Even if an incentive to be this scrupulous existed, without a serious program of digital tool development, and a complete change in norms around data availability, forensic metascientific investigation as a replacement for peer review is a non-starter.
And having both of the above in place, it still isn’t easy because it a) requires serious local expertise b) requires you to take personal risks, and c) is wildly non-scalable. If experts being critical of published science are poorly received, wait and see what people say when machines do it.
The Real Point
Scientists reserve the right to be wrong. Most observations, most conclusions are at least somewhat tentative. All science is in immediate danger of being overwritten.
And, of course, most of it is complex. Even papers I call ‘very simple’ are not actually simple. This is shorthand for ‘if you’re very familiar with the study area, the analysis methods, and reading papers in general, the methods and results are easy to understand’. Which isn’t simple in any normative sense.
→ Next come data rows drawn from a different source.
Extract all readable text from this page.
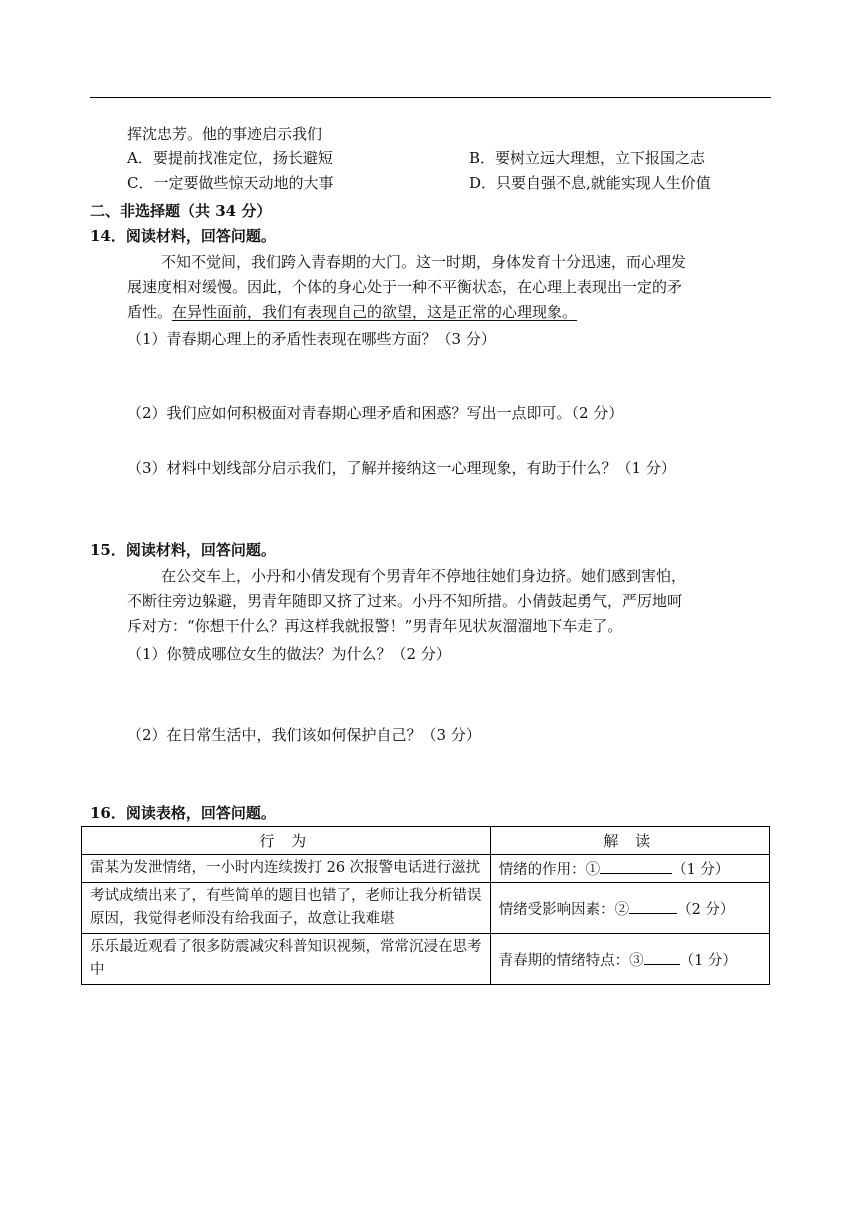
挥沈忠芳。他的事迹启示我们
A．要提前找准定位，扬长避短	B．要树立远大理想，立下报国之志
C．一定要做些惊天动地的大事	D．只要自强不息,就能实现人生价值
二、非选择题（共 34 分）
14．阅读材料，回答问题。
不知不觉间，我们跨入青春期的大门。这一时期，身体发育十分迅速，而心理发
展速度相对缓慢。因此，个体的身心处于一种不平衡状态，在心理上表现出一定的矛
盾性。在异性面前，我们有表现自己的欲望，这是正常的心理现象。
（1）青春期心理上的矛盾性表现在哪些方面？（3 分）
（2）我们应如何积极面对青春期心理矛盾和困惑？写出一点即可。（2 分）
（3）材料中划线部分启示我们，了解并接纳这一心理现象，有助于什么？（1 分）
15．阅读材料，回答问题。
在公交车上，小丹和小倩发现有个男青年不停地往她们身边挤。她们感到害怕，
不断往旁边躲避，男青年随即又挤了过来。小丹不知所措。小倩鼓起勇气，严厉地呵
斥对方：“你想干什么？再这样我就报警！”男青年见状灰溜溜地下车走了。
（1）你赞成哪位女生的做法？为什么？（2 分）
（2）在日常生活中，我们该如何保护自己？（3 分）
16．阅读表格，回答问题。
行 为	解 读
雷某为发泄情绪，一小时内连续拨打 26 次报警电话进行滋扰	情绪的作用：① （1 分）
考试成绩出来了，有些简单的题目也错了，老师让我分析错误原因，我觉得老师没有给我面子，故意让我难堪	情绪受影响因素：② （2 分）
乐乐最近观看了很多防震减灾科普知识视频，常常沉浸在思考中	青春期的情绪特点：③ （1 分）
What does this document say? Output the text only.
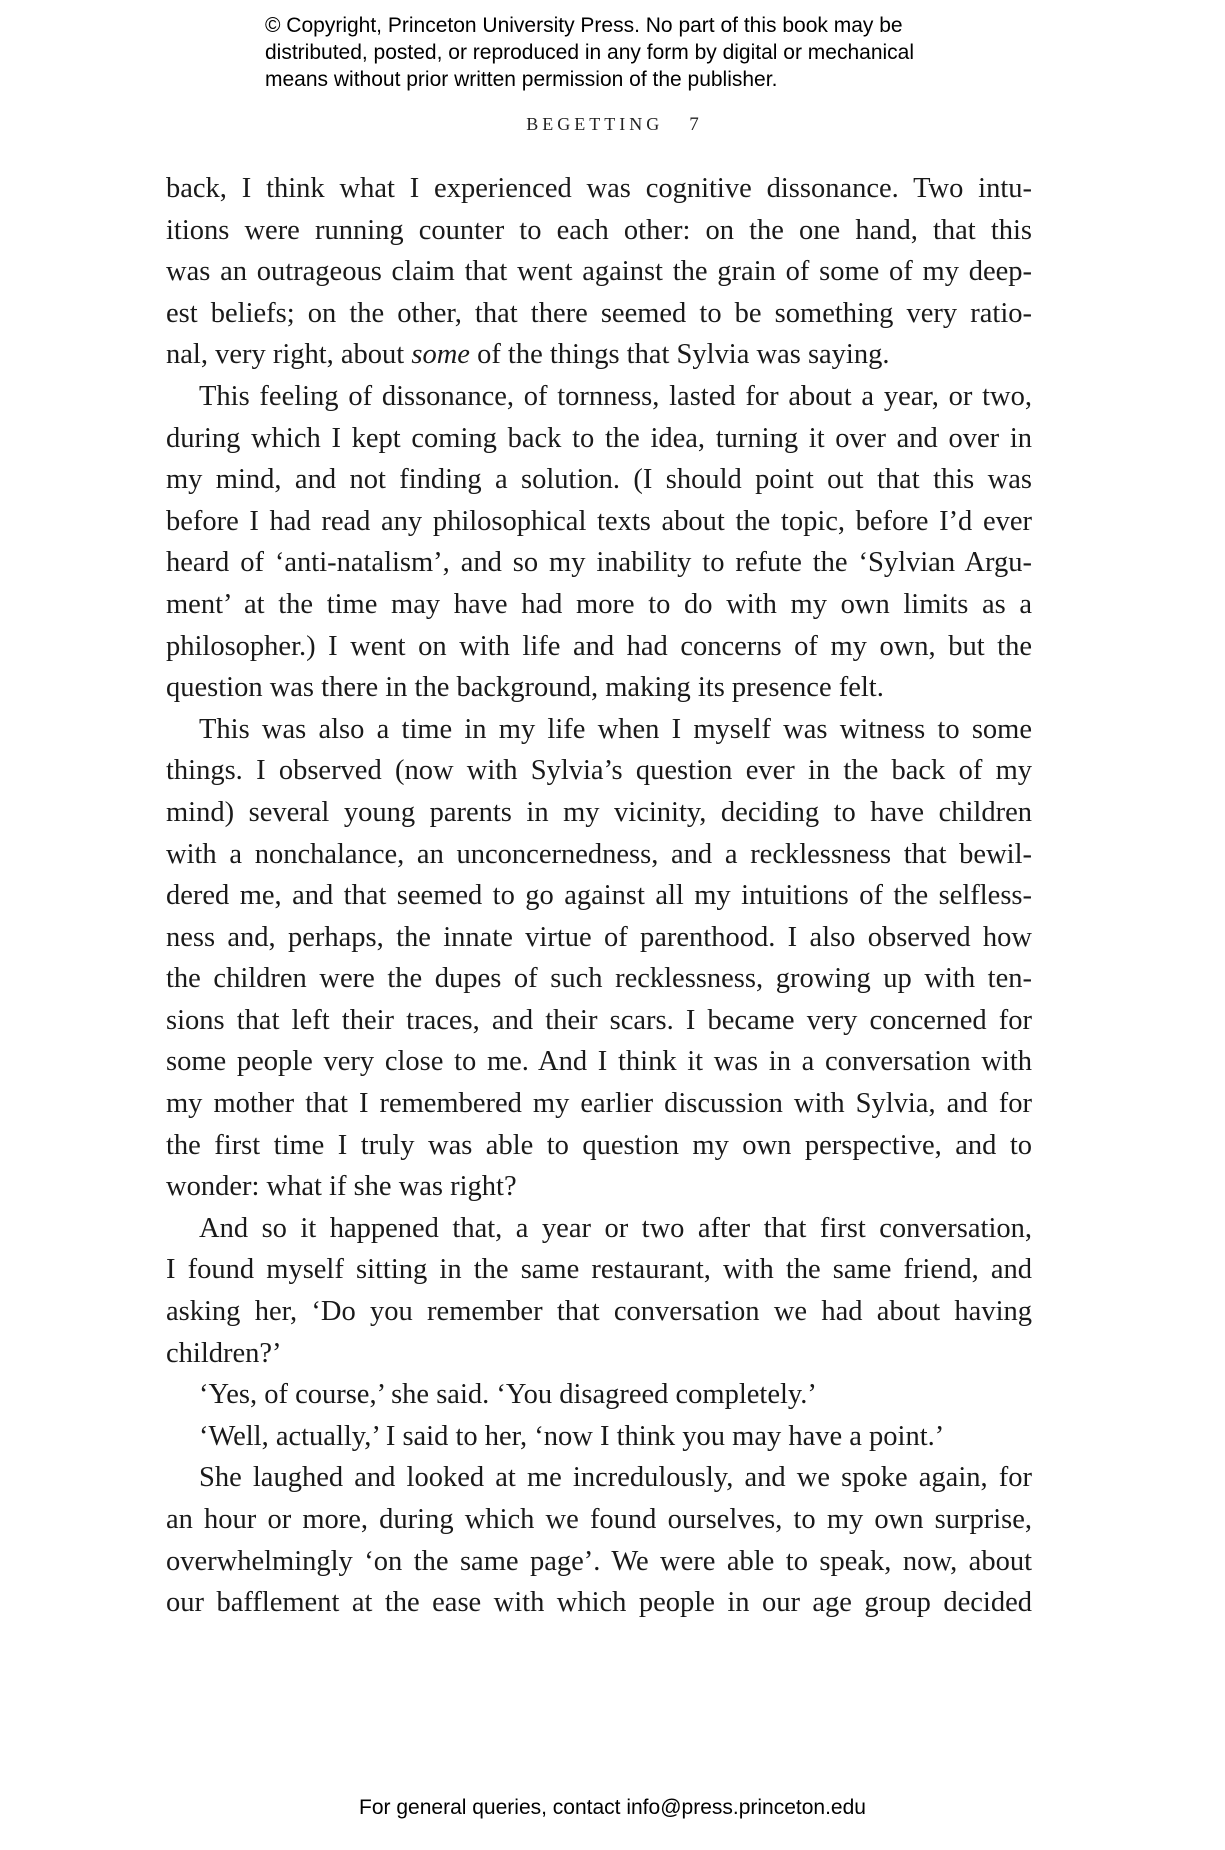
© Copyright, Princeton University Press. No part of this book may be
distributed, posted, or reproduced in any form by digital or mechanical
means without prior written permission of the publisher.
BEGETTING 7
back, I think what I experienced was cognitive dissonance. Two intu-
itions were running counter to each other: on the one hand, that this
was an outrageous claim that went against the grain of some of my deep-
est beliefs; on the other, that there seemed to be something very ratio-
nal, very right, about some of the things that Sylvia was saying.
This feeling of dissonance, of tornness, lasted for about a year, or two,
during which I kept coming back to the idea, turning it over and over in
my mind, and not finding a solution. (I should point out that this was
before I had read any philosophical texts about the topic, before I’d ever
heard of ‘anti-natalism’, and so my inability to refute the ‘Sylvian Argu-
ment’ at the time may have had more to do with my own limits as a
philosopher.) I went on with life and had concerns of my own, but the
question was there in the background, making its presence felt.
This was also a time in my life when I myself was witness to some
things. I observed (now with Sylvia’s question ever in the back of my
mind) several young parents in my vicinity, deciding to have children
with a nonchalance, an unconcernedness, and a recklessness that bewil-
dered me, and that seemed to go against all my intuitions of the selfless-
ness and, perhaps, the innate virtue of parenthood. I also observed how
the children were the dupes of such recklessness, growing up with ten-
sions that left their traces, and their scars. I became very concerned for
some people very close to me. And I think it was in a conversation with
my mother that I remembered my earlier discussion with Sylvia, and for
the first time I truly was able to question my own perspective, and to
wonder: what if she was right?
And so it happened that, a year or two after that first conversation,
I found myself sitting in the same restaurant, with the same friend, and
asking her, ‘Do you remember that conversation we had about having
children?’
‘Yes, of course,’ she said. ‘You disagreed completely.’
‘Well, actually,’ I said to her, ‘now I think you may have a point.’
She laughed and looked at me incredulously, and we spoke again, for
an hour or more, during which we found ourselves, to my own surprise,
overwhelmingly ‘on the same page’. We were able to speak, now, about
our bafflement at the ease with which people in our age group decided
For general queries, contact info@press.princeton.edu
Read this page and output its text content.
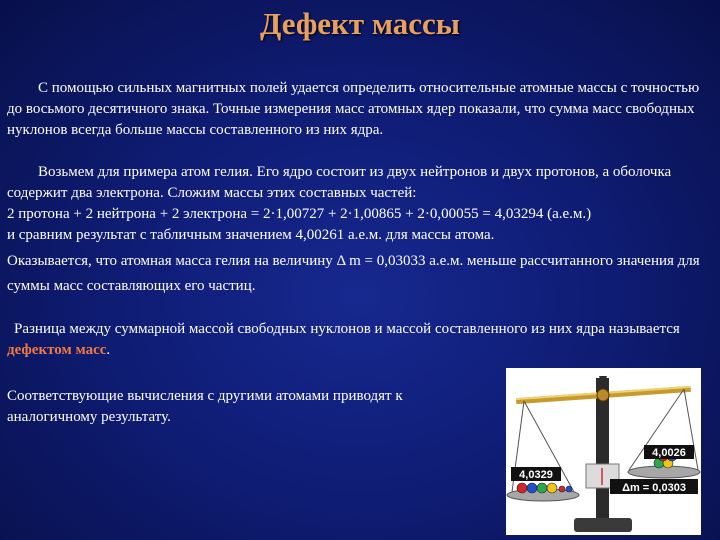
Дефект массы
С помощью сильных магнитных полей удается определить относительные атомные массы с точностью до восьмого десятичного знака. Точные измерения масс атомных ядер показали, что сумма масс свободных нуклонов всегда больше массы составленного из них ядра.
Возьмем для примера атом гелия. Его ядро состоит из двух нейтронов и двух протонов, а оболочка содержит два электрона. Сложим массы этих составных частей:
2 протона + 2 нейтрона + 2 электрона = 2·1,00727 + 2·1,00865 + 2·0,00055 = 4,03294 (а.е.м.)
и сравним результат с табличным значением 4,00261 а.е.м. для массы атома.
Оказывается, что атомная масса гелия на величину Δ m = 0,03033 а.е.м. меньше рассчитанного значения для суммы масс составляющих его частиц.
Разница между суммарной массой свободных нуклонов и массой составленного из них ядра называется дефектом масс.
Соответствующие вычисления с другими атомами приводят к аналогичному результату.
4,0329
4,0026
Δm = 0,0303
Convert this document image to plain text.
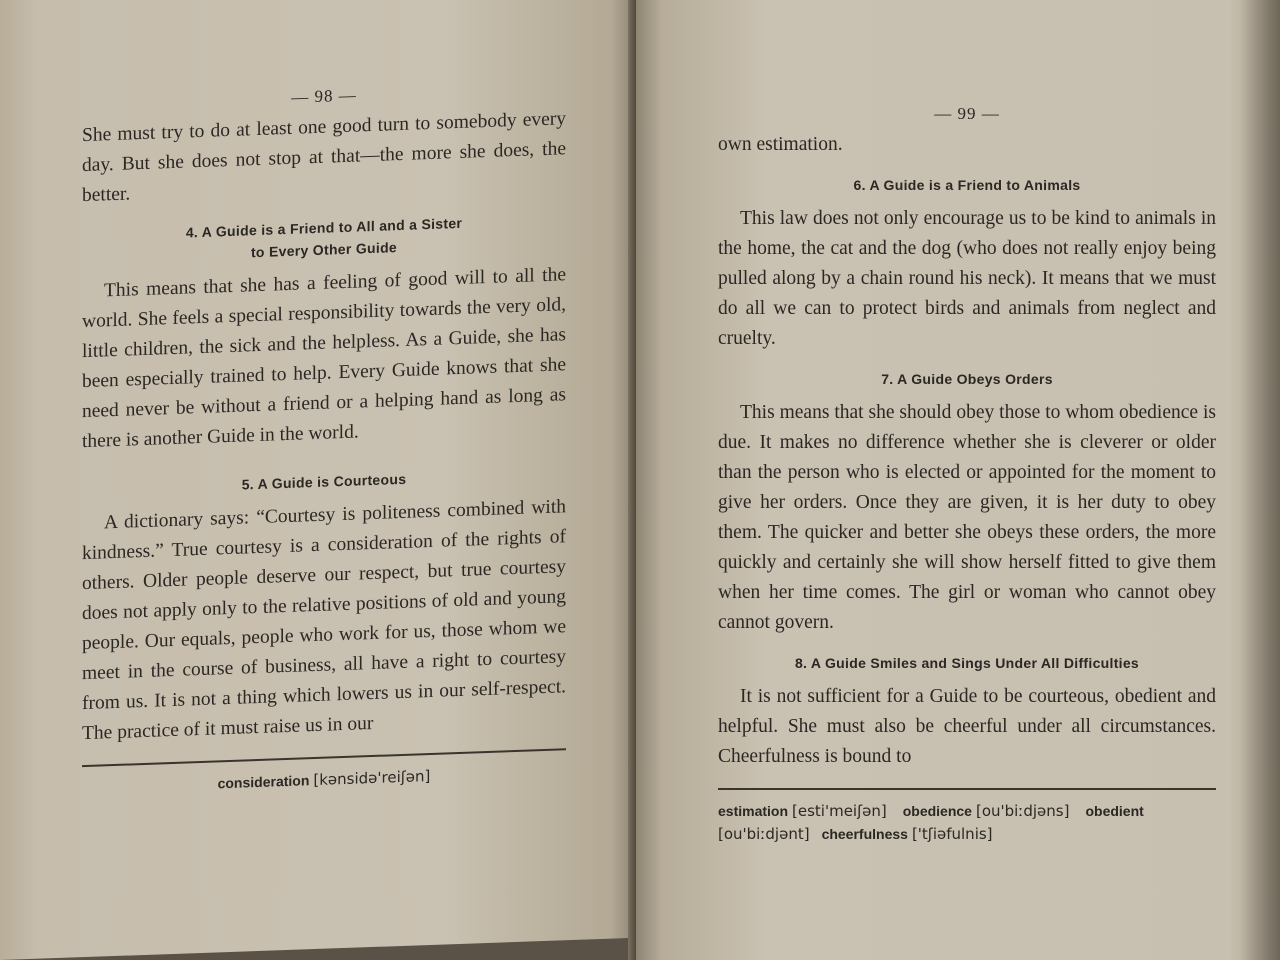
— 98 —

She must try to do at least one good turn to somebody every day. But she does not stop at that—the more she does, the better.

4. A Guide is a Friend to All and a Sister
to Every Other Guide

This means that she has a feeling of good will to all the world. She feels a special responsibility towards the very old, little children, the sick and the helpless. As a Guide, she has been especially trained to help. Every Guide knows that she need never be without a friend or a helping hand as long as there is another Guide in the world.

5. A Guide is Courteous

A dictionary says: “Courtesy is politeness combined with kindness.” True courtesy is a consideration of the rights of others. Older people deserve our respect, but true courtesy does not apply only to the relative positions of old and young people. Our equals, people who work for us, those whom we meet in the course of business, all have a right to courtesy from us. It is not a thing which lowers us in our self-respect. The practice of it must raise us in our

consideration [kənsidə'reiʃən]
— 99 —

own estimation.

6. A Guide is a Friend to Animals

This law does not only encourage us to be kind to animals in the home, the cat and the dog (who does not really enjoy being pulled along by a chain round his neck). It means that we must do all we can to protect birds and animals from neglect and cruelty.

7. A Guide Obeys Orders

This means that she should obey those to whom obedience is due. It makes no difference whether she is cleverer or older than the person who is elected or appointed for the moment to give her orders. Once they are given, it is her duty to obey them. The quicker and better she obeys these orders, the more quickly and certainly she will show herself fitted to give them when her time comes. The girl or woman who cannot obey cannot govern.

8. A Guide Smiles and Sings Under All Difficulties

It is not sufficient for a Guide to be courteous, obedient and helpful. She must also be cheerful under all circumstances. Cheerfulness is bound to

estimation [esti'meiʃən] obedience [ou'biːdjəns] obedient [ou'biːdjənt] cheerfulness ['tʃiəfulnis]
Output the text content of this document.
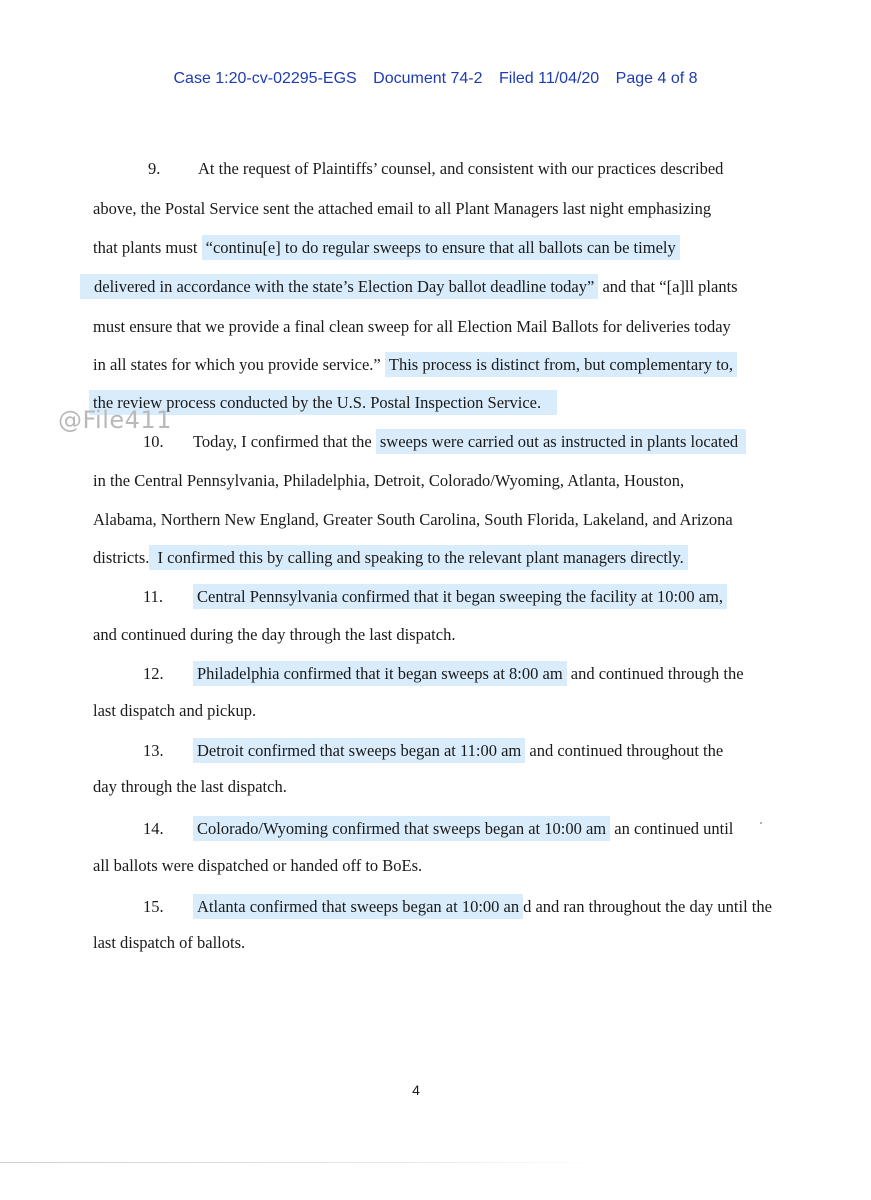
Case 1:20-cv-02295-EGS Document 74-2 Filed 11/04/20 Page 4 of 8
9. At the request of Plaintiffs’ counsel, and consistent with our practices described
above, the Postal Service sent the attached email to all Plant Managers last night emphasizing
that plants must “continu[e] to do regular sweeps to ensure that all ballots can be timely
delivered in accordance with the state’s Election Day ballot deadline today” and that “[a]ll plants
must ensure that we provide a final clean sweep for all Election Mail Ballots for deliveries today
in all states for which you provide service.” This process is distinct from, but complementary to,
the review process conducted by the U.S. Postal Inspection Service.
@File411
10. Today, I confirmed that the sweeps were carried out as instructed in plants located
in the Central Pennsylvania, Philadelphia, Detroit, Colorado/Wyoming, Atlanta, Houston,
Alabama, Northern New England, Greater South Carolina, South Florida, Lakeland, and Arizona
districts. I confirmed this by calling and speaking to the relevant plant managers directly.
11. Central Pennsylvania confirmed that it began sweeping the facility at 10:00 am,
and continued during the day through the last dispatch.
12. Philadelphia confirmed that it began sweeps at 8:00 am and continued through the
last dispatch and pickup.
13. Detroit confirmed that sweeps began at 11:00 am and continued throughout the
day through the last dispatch.
14. Colorado/Wyoming confirmed that sweeps began at 10:00 am an continued until
all ballots were dispatched or handed off to BoEs.
15. Atlanta confirmed that sweeps began at 10:00 an d and ran throughout the day until the
last dispatch of ballots.
4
Thus, the mendacious, the stupid, the ridiculous, the robustly fucked, is mixed into one nearly homogenous solution which itself is tipped into a big bucket marked ‘science is hard’ - which also contains the slightly wrong, the moderately misconceived, the important typo screwing up the whole paper, etc.
Notice I said nearly.
What has changed here is the immediacy of attention, and the necessary persistence of information. The sociocultural policing of scientific standards rely heavily on factors which are no longer true , specifically:
first, that a paper will remain in existence forever in formal paper copy (which is historically what a journal always was);
second, that reputation is a sufficiently valuable currency that scientists will not want to screw around with misinformation or silliness too much;
third, that the research world is very small, and that if you do something truly egregious, you will be remembered by your peers.
Pandemic Science feels like the point where The Bastards have figured out, correctly, that these norms are stone dead. Scientists are proud of their system being trust-based, and it was always porous. And we’ve really, finally opened the gate to The Big Stupid, and let everyone in. Trust is fine when everyone plays the same reputation game as you, but we have new players now, and there is money and love in The Big Stupid.
This is going to get worse, I repeat: this is going to get worse.